1.70 Heart Transplants

library(openintro)
## Please visit openintro.org for free statistics materials
## 
## Attaching package: 'openintro'
## The following objects are masked from 'package:datasets':
## 
##     cars, trees
data(heartTr)
str(heartTr) 
## 'data.frame':    103 obs. of  8 variables:
##  $ id        : int  15 43 61 75 6 42 54 38 85 2 ...
##  $ acceptyear: int  68 70 71 72 68 70 71 70 73 68 ...
##  $ age       : int  53 43 52 52 54 36 47 41 47 51 ...
##  $ survived  : Factor w/ 2 levels "alive","dead": 2 2 2 2 2 2 2 2 2 2 ...
##  $ survtime  : int  1 2 2 2 3 3 3 5 5 6 ...
##  $ prior     : Factor w/ 2 levels "no","yes": 1 1 1 1 1 1 1 1 1 1 ...
##  $ transplant: Factor w/ 2 levels "control","treatment": 1 1 1 1 1 1 1 2 1 1 ...
##  $ wait      : int  NA NA NA NA NA NA NA 5 NA NA ...
library(plyr)
## Warning: package 'plyr' was built under R version 3.5.1
mosaicplot(~ transplant + survived, data = heartTr)
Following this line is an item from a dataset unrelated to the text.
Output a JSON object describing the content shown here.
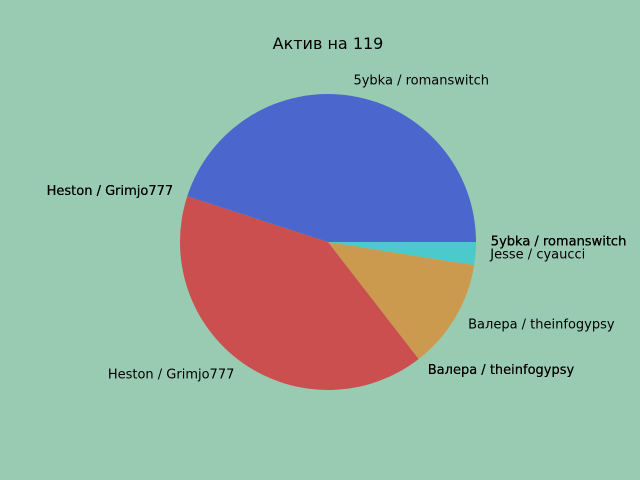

(a) Based on the mosaic plot, the height and width of the treament/alive area is greater than the height/width of the control/alive area. One could conclude, that survival is greater if you were in the treatment group. In the frequency table below, 35% in the treatment group are alive while only 12% are alive in the control group.

count(heartTr, vars=c("transplant","survived"))
##   transplant survived freq
## 1    control    alive    4
## 2    control     dead   30
## 3  treatment    alive   24
## 4  treatment     dead   45
  1. The boxplot shows that the median survival time in days is higer for the treatment group. The data is skewed so the median is a better measure. Also, the control group had a number of outliers which also skew the results.
boxPlot(heartTr$survtime, heartTr$transplant,
    ylab = 'Survival Time (days)')

(c) Approximately 65% of those in the treatment group died while 88% in the control group died.

    1. The claim or null hypothesis being tested is that the heart transplant will not extend the survival time for patients that received them versus those that do not receive them. Any extension of survival time is due to error or chance.
  1. 28 cards 75 cards 69 representing treatment 34 representing control 0 distribution high/low

  2. The simulations show that the fraction simulations where the simulated di↵erences in proportions are indeed low. Therefore, we can reject the null hypothesis that the treatment does extend longevity and that the results are not just by chance.